In the production of season two, called “Sowing Possibilities,” Torgerson sought to push her storytelling boundaries and bridge divides by discussing rural issues and their solutions.

As opposed to the first season where all of her subjects were in Dagmar, Torgerson branches out in the second season of “Reframing Rural” in order to gather a wider perspective on the issues that she is delving into. She said her interview subjects are scattered across the West including a few from Minnesota.    

“I’m trying to move beyond geographic boundaries in this season and highlight different issues and solutions that communities and community development organizations could be implementing,” she said.

Guests for season two include Sarah Calhoun, founder of Red Ants Pants the first company dedicated to making workwear for women; Miranda Moen, a Fulbright scholar and rural architectural designer; and Randi Tanglen, Humanities Montana executive director.

The goal, according to Torgerson, isn’t merely to tell stories, it’s to discuss ideas and hopefully allow rural communities to learn from each other and work collaboratively towards solutions to place-based issues.

A few issues that Torgerson said she is invested in through the show are economic and climate resiliency, preservation of green spaces and understanding our history in the American West.

“Reframing Rural” is a true grassroots media initiative, supported by several funding sources including a Humanities Montana Regular Grant and fiscal sponsor Montana History Foundation.
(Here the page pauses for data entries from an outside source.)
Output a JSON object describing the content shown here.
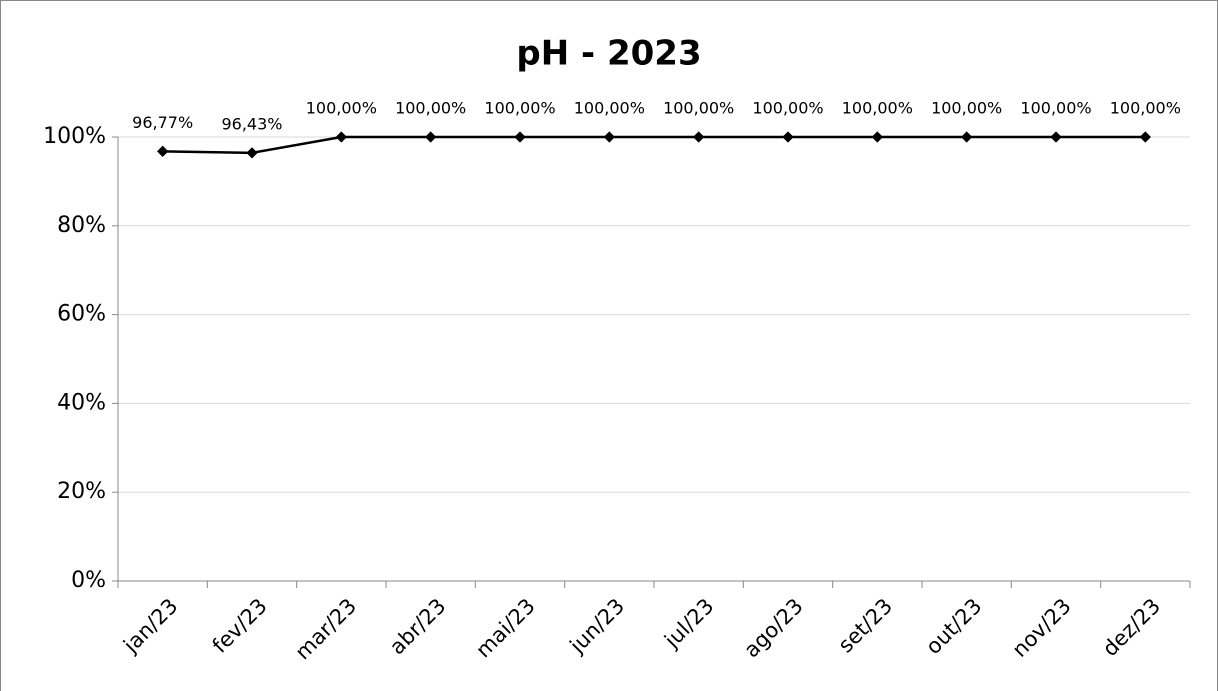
{
  "chart_data": {
    "type": "line",
    "title": "pH - 2023",
    "categories": [
      "jan/23",
      "fev/23",
      "mar/23",
      "abr/23",
      "mai/23",
      "jun/23",
      "jul/23",
      "ago/23",
      "set/23",
      "out/23",
      "nov/23",
      "dez/23"
    ],
    "values": [
      96.77,
      96.43,
      100,
      100,
      100,
      100,
      100,
      100,
      100,
      100,
      100,
      100
    ],
    "value_labels": [
      "96,77%",
      "96,43%",
      "100,00%",
      "100,00%",
      "100,00%",
      "100,00%",
      "100,00%",
      "100,00%",
      "100,00%",
      "100,00%",
      "100,00%",
      "100,00%"
    ],
    "color": "#000000",
    "ylim": [
      0,
      100
    ],
    "yticks": [
      {
        "value": 0,
        "label": "0%"
      },
      {
        "value": 20,
        "label": "20%"
      },
      {
        "value": 40,
        "label": "40%"
      },
      {
        "value": 60,
        "label": "60%"
      },
      {
        "value": 80,
        "label": "80%"
      },
      {
        "value": 100,
        "label": "100%"
      }
    ],
    "grid": true
  }
}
The Dagmar, Montana post office and Dagmar Central diner are the only two establishments in town. PHOTO BY MEGAN TORGERSON

Torgerson began with sharing the stories of her northeastern Montana home community to accomplish her goal of cultivating curiosity and conversation across the rural-urban divide. Episodes in season one include a deep look into how Native American history is taught in school and a Mother’s Day special that celebrated rural womanhood.

“I also hope as my home community is getting smaller, just to archive some of this history and oral histories especially for future preservation,” Torgerson said.

When she’s not working on her podcast, Torgerson is a grant writer and she does public relations and communications work for her sister’s Missoula firm Upward Public Relations. The Seattle-based host can’t stay away from her home state for very long. She frequently returns to Missoula for her work and goes back to northeastern Montana every summer to help her dad, Russ Torgerson, with the wheat harvest.

“The fate of rural America matters to everyone, no matter where you live,” Torgerson wrote in a season two press release. “Through conversations with thought-provoking rural advocates, I hope to uplift the resiliency of rural communities, stretch listeners’ social imagination and call attention to the interconnectedness of rural and urban geographies.” 

Torgerson says she hopes that people feel represented by her podcast and are able to relate to the experiences shared by guests.

“I just hope that it inspires conversation and action,” she said.